In der zweiten Entscheidung stellte der BFH darüber hinaus klar, dass nur die tatsächlich benutzte Straßenverbindung für den Abzug in Betracht komme. Eine bloß mögliche, aber vom Steuerpflichtigen nicht benutzte Straßenverbindung könne der Berechnung der Entfernungspauschale nicht zugrunde gelegt werden.

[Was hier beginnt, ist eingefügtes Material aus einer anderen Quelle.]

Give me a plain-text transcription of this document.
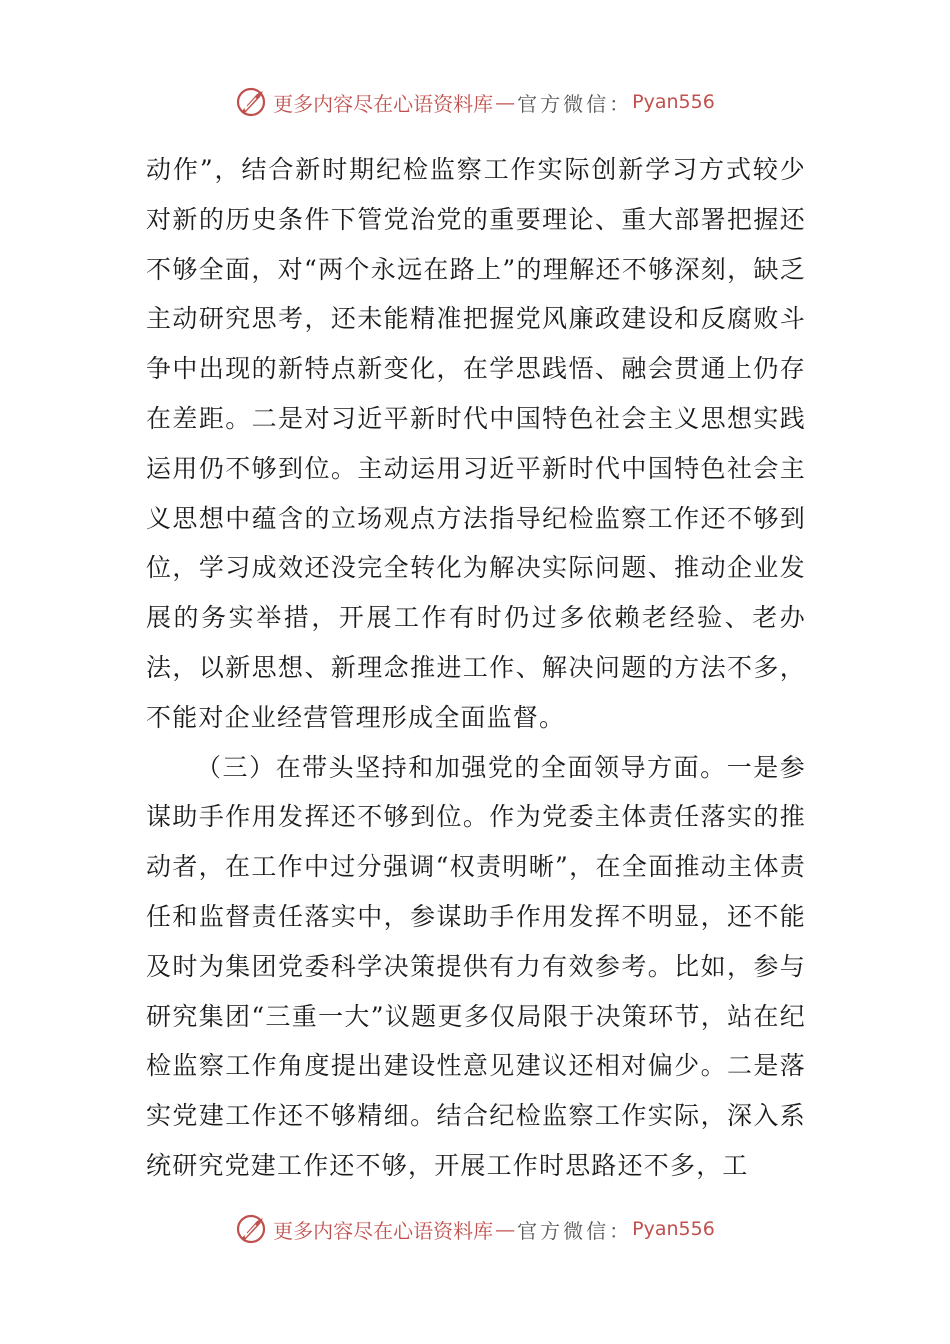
更多内容尽在心语资料库 — 官方微信： Pyan556

动作”，结合新时期纪检监察工作实际创新学习方式较少对新的历史条件下管党治党的重要理论、重大部署把握还不够全面，对“两个永远在路上”的理解还不够深刻，缺乏主动研究思考，还未能精准把握党风廉政建设和反腐败斗争中出现的新特点新变化，在学思践悟、融会贯通上仍存在差距。二是对习近平新时代中国特色社会主义思想实践运用仍不够到位。主动运用习近平新时代中国特色社会主义思想中蕴含的立场观点方法指导纪检监察工作还不够到位，学习成效还没完全转化为解决实际问题、推动企业发展的务实举措，开展工作有时仍过多依赖老经验、老办法，以新思想、新理念推进工作、解决问题的方法不多，不能对企业经营管理形成全面监督。

（三）在带头坚持和加强党的全面领导方面。一是参谋助手作用发挥还不够到位。作为党委主体责任落实的推动者，在工作中过分强调“权责明晰”，在全面推动主体责任和监督责任落实中，参谋助手作用发挥不明显，还不能及时为集团党委科学决策提供有力有效参考。比如，参与研究集团“三重一大”议题更多仅局限于决策环节，站在纪检监察工作角度提出建设性意见建议还相对偏少。二是落实党建工作还不够精细。结合纪检监察工作实际，深入系统研究党建工作还不够，开展工作时思路还不多，工

更多内容尽在心语资料库 — 官方微信： Pyan556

Hinweis: Zwar liefern die beiden BFH-Urteile keine genaue Bestimmung, ab welcher Zeitersparnis der längere Arbeitsweg steuerlich abgezogen werden kann, aber zumindest hat der BFH die von der Finanzverwaltung geforderte 20-minütige Zeitersparnis kassiert. Steuerpflichtige sollten auf Grund der neuen Rechtsprechung prüfen, inwieweit der tatsächliche (längere) verkehrsgünstigere Arbeitsweg zum Abzug kommt. Der BFH musste sich in einem der beiden Fälle auch zur Berücksichtigung gemischt veranlasster Aufwendungen äußern. Es ging um den Besuch der Computermesse CeBIT, deren Kostenabzug durch das Finanzgericht in voller Höhe ablehnt wurde. Dabei hatte das Finanzgericht aber nicht den beruflich veranlassten Anteil an Reisekosten berücksichtigt. Das Finanzgericht hatte seine Entscheidung, die geltend gemachten Aufwendungen für den Besuch des Steuerpflichtigen auf der CeBIT seien nicht als Werbungskosten zu berücksichtigen, lediglich damit begründet, dass ihre ausschließlich berufliche Veranlassung nicht belegt sei. Dazu wird das Finanzgericht im zweiten Rechtsgang feststellen müssen, ob und ggf. inwieweit die geltend gemachten Aufwendungen beruflich veranlasst sind.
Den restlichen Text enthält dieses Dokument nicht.